Nausea and Vomiting
Certain medications may case nausea and/or vomiting. Experiences and symptoms varies from person to person. Some medications are more likely to cause nausea and vomiting than others. Symptoms may be at their worst the day after treatment and about 2-3 days thereafter.
If you are experiencing nausea or vomiting, follow these tips:
- Anti-emetics are the drugs used to prevent or combat nausea and vomiting.
- Some of these agents are given prior to the actual treatment and others are to be used in the days following treatment.
- The physician or the infusion nurse will explain the specific anti-emetic plan for the medication prescribed.
- Take anti-emetics as prescribed.
- If nauseated, wait one-half hour to one hour after taking nausea medication before attempting to eat or drink anything.

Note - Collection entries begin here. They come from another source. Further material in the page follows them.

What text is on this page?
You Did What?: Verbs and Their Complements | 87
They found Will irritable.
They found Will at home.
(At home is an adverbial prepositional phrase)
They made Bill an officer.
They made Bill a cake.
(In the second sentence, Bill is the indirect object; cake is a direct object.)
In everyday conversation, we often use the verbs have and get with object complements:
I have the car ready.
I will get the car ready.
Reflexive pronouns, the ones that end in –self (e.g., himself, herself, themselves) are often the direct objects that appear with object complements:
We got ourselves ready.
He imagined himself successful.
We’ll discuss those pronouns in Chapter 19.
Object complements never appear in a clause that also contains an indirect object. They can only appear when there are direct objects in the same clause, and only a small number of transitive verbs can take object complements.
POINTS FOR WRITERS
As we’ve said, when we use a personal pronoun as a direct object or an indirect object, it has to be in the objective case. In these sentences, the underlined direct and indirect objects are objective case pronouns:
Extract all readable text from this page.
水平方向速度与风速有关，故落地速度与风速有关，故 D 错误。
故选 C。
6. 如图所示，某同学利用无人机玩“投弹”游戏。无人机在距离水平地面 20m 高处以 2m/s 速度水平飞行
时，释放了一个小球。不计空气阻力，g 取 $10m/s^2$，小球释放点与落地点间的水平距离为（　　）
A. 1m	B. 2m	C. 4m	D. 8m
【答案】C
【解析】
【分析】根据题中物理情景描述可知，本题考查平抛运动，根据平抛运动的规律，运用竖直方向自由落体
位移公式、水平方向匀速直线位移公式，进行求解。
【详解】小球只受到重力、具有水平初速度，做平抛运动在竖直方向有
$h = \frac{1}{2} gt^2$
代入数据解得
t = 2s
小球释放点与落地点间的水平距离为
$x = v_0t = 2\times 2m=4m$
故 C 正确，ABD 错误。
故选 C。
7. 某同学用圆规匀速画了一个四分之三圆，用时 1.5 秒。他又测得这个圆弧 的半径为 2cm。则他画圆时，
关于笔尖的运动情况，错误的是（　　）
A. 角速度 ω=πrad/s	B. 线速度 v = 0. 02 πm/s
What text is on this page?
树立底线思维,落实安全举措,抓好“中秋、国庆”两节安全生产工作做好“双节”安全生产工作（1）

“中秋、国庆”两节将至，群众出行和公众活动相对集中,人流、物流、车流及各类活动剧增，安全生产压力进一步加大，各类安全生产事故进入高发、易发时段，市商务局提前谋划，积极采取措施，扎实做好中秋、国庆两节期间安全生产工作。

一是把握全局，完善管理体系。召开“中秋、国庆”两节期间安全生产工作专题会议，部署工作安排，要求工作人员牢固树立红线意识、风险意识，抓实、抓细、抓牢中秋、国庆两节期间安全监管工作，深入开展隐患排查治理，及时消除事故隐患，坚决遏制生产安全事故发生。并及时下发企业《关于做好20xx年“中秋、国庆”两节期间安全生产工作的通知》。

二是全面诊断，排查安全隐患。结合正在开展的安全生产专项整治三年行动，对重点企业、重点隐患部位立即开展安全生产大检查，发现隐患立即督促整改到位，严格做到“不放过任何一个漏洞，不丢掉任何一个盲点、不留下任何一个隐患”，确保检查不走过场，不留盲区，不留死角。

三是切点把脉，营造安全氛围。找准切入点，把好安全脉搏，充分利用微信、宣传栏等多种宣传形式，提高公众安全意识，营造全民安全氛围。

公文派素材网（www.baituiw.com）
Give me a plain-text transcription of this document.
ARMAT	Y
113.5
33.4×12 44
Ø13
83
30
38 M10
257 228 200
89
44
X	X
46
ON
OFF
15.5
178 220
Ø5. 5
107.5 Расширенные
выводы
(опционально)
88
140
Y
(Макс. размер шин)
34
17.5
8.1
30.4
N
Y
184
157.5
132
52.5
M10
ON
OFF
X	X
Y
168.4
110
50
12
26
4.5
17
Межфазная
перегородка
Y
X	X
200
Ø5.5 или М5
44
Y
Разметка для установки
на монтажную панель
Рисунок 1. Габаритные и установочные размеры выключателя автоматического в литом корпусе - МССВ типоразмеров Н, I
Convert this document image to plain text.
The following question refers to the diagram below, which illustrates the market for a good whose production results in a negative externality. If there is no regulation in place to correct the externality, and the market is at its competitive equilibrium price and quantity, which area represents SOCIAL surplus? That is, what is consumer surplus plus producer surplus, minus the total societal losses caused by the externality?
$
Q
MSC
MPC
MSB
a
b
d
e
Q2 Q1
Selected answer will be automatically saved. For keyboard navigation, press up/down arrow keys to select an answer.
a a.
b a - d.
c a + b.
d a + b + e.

- Begin with small amounts of clear liquids such as broth, ginger-ale, flat Coca-Cola, popsicles,
- or Jell-O.
- When nauseated, avoid fruit juices and milk products.
- Advance to dry foods such as toast or crackers and bland foods such as oatmeal, soups, bananas or applesauce.
- Do not eat spicy, fatty or fried foods.
- Do not eat your favorite foods when nauseated.
- Eat foods that are room temperature or cool.
- If possible, have someone else prepare meals or snacks when nauseated; cooking and freezing meals in advance may be helpful for times of nausea.
- Keep the mouth and teeth clean and use gum, mints or sour candies such as lemon drops or Jolly Ranchers.
Call The Regional Cancer Center if:
Nausea or the inability to eat persists over 24 hours or you are experiencing side effects from the anti-emetic medications.
If vomiting occurs, wait one hour before taking anything by mouth. Then begin with sips of clear liquids and follow the guidelines for combating nausea.
Take the anti-emetics as prescribed.
If unable to keep fluids down, call The Regional Cancer Center if:
Vomiting lasts more than 24 hours. You are vomiting and feeling light-headed, dizzy or confused. Or the vomitus looks like coffee grounds.